Her PowerPoint laid bare the long and doomed story of steadily expanding benefits with no corresponding increase in funding. In 1960, for example, when the average life expectancy was about 70 years, a Rhode Island public employee could retire at age 60 with a pension equal to about half her working salary--with no cost of living adjustment. By 1990, life spans were five years longer, yet the retirement age had dropped to 50. The maximum initial pension had jumped to 80% of salary, and retirees were guaranteed an annual raise. With math like that on your side, retiring from a government job in Rhode Island quickly became more lucrative than working at one. "As a result," the report noted, "retired public employees can routinely earn retirement benefits that exceed 100% of their final average earnings."

Governor Lincoln Chafee, who was elected as an independent with support from the unions in 2010, initially wanted to reamortize the pension fund--that is, borrow money to cover the obligations and pay it off over a very long period. With interest rates at historic lows, reamortization made a certain amount of sense--if you believed that the problem would not grow steadily larger.
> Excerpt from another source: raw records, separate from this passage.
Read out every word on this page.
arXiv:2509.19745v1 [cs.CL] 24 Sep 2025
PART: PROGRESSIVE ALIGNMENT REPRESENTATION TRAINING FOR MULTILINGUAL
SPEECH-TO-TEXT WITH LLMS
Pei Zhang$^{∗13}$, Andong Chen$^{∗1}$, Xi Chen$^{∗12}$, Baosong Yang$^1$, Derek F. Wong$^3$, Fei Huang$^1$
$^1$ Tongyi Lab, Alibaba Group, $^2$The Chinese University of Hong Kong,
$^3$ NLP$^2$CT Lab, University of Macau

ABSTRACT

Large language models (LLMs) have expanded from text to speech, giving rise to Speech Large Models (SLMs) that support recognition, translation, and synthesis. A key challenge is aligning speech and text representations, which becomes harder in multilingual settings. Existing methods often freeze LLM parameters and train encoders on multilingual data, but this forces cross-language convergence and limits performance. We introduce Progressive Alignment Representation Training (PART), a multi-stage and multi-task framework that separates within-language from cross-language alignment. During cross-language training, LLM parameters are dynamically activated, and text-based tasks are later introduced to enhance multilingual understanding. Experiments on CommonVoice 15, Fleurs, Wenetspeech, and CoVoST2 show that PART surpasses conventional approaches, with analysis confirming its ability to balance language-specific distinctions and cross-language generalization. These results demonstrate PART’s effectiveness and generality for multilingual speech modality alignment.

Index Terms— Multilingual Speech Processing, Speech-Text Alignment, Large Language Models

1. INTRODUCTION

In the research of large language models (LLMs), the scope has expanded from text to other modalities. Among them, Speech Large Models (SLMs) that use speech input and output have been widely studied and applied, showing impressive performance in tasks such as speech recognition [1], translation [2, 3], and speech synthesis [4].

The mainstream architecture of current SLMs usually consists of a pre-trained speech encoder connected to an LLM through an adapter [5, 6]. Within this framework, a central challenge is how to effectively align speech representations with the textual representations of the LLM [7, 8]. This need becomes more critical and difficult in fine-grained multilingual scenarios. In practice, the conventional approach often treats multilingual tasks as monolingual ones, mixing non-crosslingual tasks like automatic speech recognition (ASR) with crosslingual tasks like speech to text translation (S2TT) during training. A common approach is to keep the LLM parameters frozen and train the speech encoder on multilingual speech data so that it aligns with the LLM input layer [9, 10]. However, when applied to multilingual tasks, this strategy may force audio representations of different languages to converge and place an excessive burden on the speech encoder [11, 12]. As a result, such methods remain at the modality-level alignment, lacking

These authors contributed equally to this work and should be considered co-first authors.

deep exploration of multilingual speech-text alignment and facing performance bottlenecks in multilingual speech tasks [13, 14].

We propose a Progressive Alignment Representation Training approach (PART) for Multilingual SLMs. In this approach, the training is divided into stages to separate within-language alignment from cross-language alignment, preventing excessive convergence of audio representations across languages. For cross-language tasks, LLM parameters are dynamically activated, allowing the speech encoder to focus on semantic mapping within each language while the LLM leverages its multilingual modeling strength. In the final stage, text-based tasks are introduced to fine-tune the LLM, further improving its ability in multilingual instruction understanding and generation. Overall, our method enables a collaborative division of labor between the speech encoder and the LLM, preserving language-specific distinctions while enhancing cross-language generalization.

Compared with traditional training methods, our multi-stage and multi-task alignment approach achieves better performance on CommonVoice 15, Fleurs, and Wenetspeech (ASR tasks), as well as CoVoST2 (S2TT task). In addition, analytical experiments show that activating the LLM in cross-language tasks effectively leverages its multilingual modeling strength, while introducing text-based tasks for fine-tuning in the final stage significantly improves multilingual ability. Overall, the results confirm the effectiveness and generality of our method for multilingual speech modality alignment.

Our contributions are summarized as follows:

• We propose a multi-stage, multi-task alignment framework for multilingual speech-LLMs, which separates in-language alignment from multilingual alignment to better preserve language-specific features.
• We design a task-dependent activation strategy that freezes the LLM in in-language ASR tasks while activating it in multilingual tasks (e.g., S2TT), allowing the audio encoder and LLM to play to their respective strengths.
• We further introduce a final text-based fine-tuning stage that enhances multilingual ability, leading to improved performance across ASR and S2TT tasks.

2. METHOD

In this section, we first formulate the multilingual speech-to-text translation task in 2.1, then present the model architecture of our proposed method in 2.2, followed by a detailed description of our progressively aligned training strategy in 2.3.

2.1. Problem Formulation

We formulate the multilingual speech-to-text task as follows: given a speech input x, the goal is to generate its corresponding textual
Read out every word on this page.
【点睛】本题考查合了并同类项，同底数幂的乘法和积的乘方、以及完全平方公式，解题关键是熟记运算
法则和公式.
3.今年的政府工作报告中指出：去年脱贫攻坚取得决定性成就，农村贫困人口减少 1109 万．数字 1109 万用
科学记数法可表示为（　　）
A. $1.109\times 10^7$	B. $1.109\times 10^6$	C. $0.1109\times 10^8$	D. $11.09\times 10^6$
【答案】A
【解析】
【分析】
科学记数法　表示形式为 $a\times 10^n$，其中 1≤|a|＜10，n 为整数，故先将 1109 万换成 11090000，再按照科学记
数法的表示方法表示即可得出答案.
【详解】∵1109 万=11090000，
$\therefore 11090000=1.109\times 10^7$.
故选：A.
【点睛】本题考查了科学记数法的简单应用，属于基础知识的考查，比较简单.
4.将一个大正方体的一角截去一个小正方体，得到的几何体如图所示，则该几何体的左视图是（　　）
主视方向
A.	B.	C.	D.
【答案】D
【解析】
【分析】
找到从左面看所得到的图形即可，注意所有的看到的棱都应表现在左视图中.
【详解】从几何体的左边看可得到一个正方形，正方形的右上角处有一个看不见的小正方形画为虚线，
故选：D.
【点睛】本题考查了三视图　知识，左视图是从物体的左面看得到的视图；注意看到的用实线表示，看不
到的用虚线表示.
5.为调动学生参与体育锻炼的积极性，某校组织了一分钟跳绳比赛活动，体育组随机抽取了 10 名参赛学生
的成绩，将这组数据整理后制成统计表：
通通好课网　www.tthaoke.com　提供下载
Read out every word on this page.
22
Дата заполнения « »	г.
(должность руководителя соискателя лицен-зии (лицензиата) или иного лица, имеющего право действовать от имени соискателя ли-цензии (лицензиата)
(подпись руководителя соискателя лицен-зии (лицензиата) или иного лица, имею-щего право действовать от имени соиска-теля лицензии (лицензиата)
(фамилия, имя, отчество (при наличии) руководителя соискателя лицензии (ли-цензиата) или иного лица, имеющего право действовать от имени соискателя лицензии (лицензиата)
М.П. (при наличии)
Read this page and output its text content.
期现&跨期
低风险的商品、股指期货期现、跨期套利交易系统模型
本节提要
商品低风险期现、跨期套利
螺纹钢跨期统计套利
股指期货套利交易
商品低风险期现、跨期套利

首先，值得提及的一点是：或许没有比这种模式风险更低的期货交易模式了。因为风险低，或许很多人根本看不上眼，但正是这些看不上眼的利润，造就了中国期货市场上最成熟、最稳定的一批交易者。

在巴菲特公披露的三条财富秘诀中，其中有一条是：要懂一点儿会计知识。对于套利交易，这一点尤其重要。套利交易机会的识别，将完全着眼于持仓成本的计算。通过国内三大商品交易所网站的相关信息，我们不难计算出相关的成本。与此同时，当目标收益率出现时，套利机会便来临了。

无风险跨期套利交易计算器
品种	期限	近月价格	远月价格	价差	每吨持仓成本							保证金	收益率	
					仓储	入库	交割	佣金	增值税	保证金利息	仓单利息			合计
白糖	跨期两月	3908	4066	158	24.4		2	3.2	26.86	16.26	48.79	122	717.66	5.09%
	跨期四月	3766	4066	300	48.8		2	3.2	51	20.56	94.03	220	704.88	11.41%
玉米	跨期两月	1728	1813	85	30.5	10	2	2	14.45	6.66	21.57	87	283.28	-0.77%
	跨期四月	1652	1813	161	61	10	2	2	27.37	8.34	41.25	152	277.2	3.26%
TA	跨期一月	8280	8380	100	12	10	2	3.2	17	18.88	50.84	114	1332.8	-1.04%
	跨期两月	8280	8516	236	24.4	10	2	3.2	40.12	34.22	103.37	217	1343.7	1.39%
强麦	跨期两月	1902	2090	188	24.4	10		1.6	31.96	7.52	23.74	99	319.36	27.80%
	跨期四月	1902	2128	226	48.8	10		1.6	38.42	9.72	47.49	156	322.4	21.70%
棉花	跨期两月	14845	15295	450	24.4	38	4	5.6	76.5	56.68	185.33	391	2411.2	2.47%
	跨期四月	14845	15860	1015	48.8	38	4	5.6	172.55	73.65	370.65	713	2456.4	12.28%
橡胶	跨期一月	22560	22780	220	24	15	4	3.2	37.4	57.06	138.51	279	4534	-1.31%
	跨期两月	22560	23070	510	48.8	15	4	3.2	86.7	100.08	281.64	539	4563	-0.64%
To Raimondo, this was just lipstick on a pig, so she took her laptop to the governor's office to PowerPoint out the flaws in his plan. Meanwhile, an odd alliance between cash-strapped Rhode Island mayors and Tea Partyers was shining a harsh light on the cozy relationships between state lawmakers and the public-employee unions. In one such case, senate majority leader Dominick Ruggerio found an $88,000 position on his staff for the 25-year-old high-school-educated son of union boss Donald Iannazzi. Meanwhile, Ruggerio's son drew his paycheck from Iannazzi's payroll.